2. Policies and procedures handbook
A policies and procedures handbook explains who's who, what's what and where to go if there's a problem. It gives each person a clear understanding about what the business is about. Be sure to include how to ask for days off, when pay day is (and how a paycheck is figured) and general clinic overview. Again, these need to be reinforced.
3. Job descriptions
Many massage therapists simply want to providing healing relief to clients. As one spa owner told me, "A happy employee makes a happy client." A great idea is to include a "Before You Leave Each Day" or "How to Set Up a Room" checklist, listing the responsibilities employees should perform each day. Be sure to review these points verbally, and do not just have someone sign a statement saying he or she read and understood it (this goes for the policies and procedures handbook, too).
4. Set up a mentoring program
Team up new employees with ones who have been there for several seasons. Mentors are great go-betweens, and can often answer questions and resolve problems without involving management. These conversations can be confidential, if needed. Be sure you're both on the same page about policies and procedures before someone is appointed a mentor.
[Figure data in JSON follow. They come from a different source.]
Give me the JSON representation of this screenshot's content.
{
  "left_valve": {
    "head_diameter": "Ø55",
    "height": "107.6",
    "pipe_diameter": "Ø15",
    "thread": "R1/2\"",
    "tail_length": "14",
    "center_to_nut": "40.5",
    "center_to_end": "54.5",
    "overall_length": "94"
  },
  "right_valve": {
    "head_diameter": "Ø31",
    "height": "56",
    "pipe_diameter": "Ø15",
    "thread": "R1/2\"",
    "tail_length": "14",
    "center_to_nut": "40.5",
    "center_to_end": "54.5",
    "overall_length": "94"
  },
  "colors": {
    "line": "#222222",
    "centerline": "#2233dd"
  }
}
This added responsibility could include a pay rate bump or another incentive for the massage therapist. However, be sure to monitor this relationship. On more than one occasion, I've been teamed up with a senior employee only to be ignored.
5. Staff meetings
Staff meetings should occur at least every quarter. Agendas should be posted in advance, with room for suggestions added by staff. Make sure everyone is paid for their time, and ordering pizza or other food for the meeting is a nice touch, too.
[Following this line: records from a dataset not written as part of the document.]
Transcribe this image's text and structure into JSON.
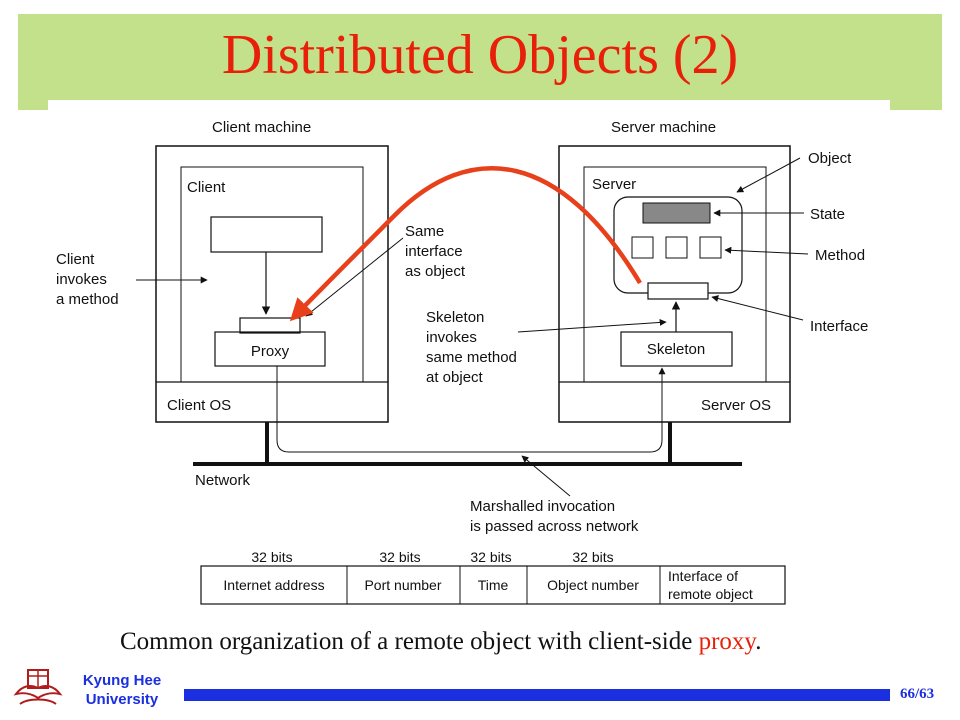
{
  "slide": {
    "title": "Distributed Objects (2)",
    "caption_main": "Common organization of a remote object with client-side ",
    "caption_highlight": "proxy",
    "caption_end": ".",
    "page": "66/63",
    "university_line1": "Kyung Hee",
    "university_line2": "University"
  },
  "diagram": {
    "client_machine": "Client machine",
    "server_machine": "Server machine",
    "client": "Client",
    "server": "Server",
    "proxy": "Proxy",
    "skeleton": "Skeleton",
    "client_os": "Client OS",
    "server_os": "Server OS",
    "network": "Network",
    "client_invokes": [
      "Client",
      "invokes",
      "a method"
    ],
    "same_interface": [
      "Same",
      "interface",
      "as object"
    ],
    "skeleton_invokes": [
      "Skeleton",
      "invokes",
      "same method",
      "at object"
    ],
    "object": "Object",
    "state": "State",
    "method": "Method",
    "interface": "Interface",
    "marshalled": [
      "Marshalled invocation",
      "is passed across network"
    ]
  },
  "reference": {
    "bits": [
      "32 bits",
      "32 bits",
      "32 bits",
      "32 bits"
    ],
    "cells": [
      "Internet address",
      "Port number",
      "Time",
      "Object number"
    ],
    "last_cell": [
      "Interface of",
      "remote object"
    ]
  },
  "colors": {
    "title": "#e8200a",
    "band": "#c3e08a",
    "footer": "#1a2fe0",
    "arrow": "#e8401a"
  }
}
6. Talk on a one-on-one basis with every employee
This simple suggestion is a great way to remind staff you care about what they have to say and are keeping an eye on them. Remember to give immediate feedback, including positive comments from clients, noticing how clean they keep their room, etc. Follow through on any observations you've seen, being sure to state these in a positive (not accusatory) manner.
Have cake for birthdays, anniversaries and holidays. Also, have a "Take an Employee to Lunch" day each month, and include people you don't always get along with. If you meet your quarterly goals, make sure everyone knows about it, and give small gifts if possible. Offer discounts on products your spa uses or sells.
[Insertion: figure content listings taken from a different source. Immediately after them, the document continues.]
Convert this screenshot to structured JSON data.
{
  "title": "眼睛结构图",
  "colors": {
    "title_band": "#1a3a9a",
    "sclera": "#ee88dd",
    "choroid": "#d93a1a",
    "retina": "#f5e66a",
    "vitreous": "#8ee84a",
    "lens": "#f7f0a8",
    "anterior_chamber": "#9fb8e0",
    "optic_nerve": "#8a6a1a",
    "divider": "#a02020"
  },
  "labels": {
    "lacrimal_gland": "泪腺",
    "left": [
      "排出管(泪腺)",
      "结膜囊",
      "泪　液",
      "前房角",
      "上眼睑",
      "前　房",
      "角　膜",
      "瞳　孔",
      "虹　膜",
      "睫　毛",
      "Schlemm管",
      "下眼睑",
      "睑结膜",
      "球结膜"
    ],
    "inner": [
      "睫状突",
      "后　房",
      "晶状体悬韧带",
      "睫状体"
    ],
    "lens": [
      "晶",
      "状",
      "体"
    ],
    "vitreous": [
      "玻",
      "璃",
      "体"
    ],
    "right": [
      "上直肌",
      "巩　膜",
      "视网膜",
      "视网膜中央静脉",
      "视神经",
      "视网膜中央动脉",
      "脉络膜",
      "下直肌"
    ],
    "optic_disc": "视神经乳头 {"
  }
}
Keeping staff morale high stops ethics violations.
However, if you're an employee:
1. Follow the golden rule
Treat people how you want to be treated. This goes for relationships with clients, co-workers and bosses.
2. Find your personal standards and stick with them
Discover your personal integrity and what lines you won't cross. If what you're doing doesn't feel good in your gut, then don't do it, even if everyone else is. This may include having a discussion with the spa owner/manager about your boundaries.
3. Talk with your fellow employees
Notice I said with, not at, about or to. Have a conversation, not a lecture. Ask questions about policies you don't understand or modalities you weren't taught. Be friendly with everyone.
4. Don't be afraid to talk with the boss
This could be about clarifying something or discussing a problem you've noted; names of co-workers don't have to be mentioned. Bosses wear a lot of hats and do a lot of different things at the same time, so make sure your conversations are short and private.
5. If it doesn't work, then leave with dignity
No temper tantrums; no walking out the door throwing things; no backstabbing. If possible, give your two-week notice and leave on the last day, not before. There might even be a farewell party for you.
These ideas just touch the tip of the iceberg about interpersonal relations at work. I'd love to hear your suggestions about what works—and what doesn't work.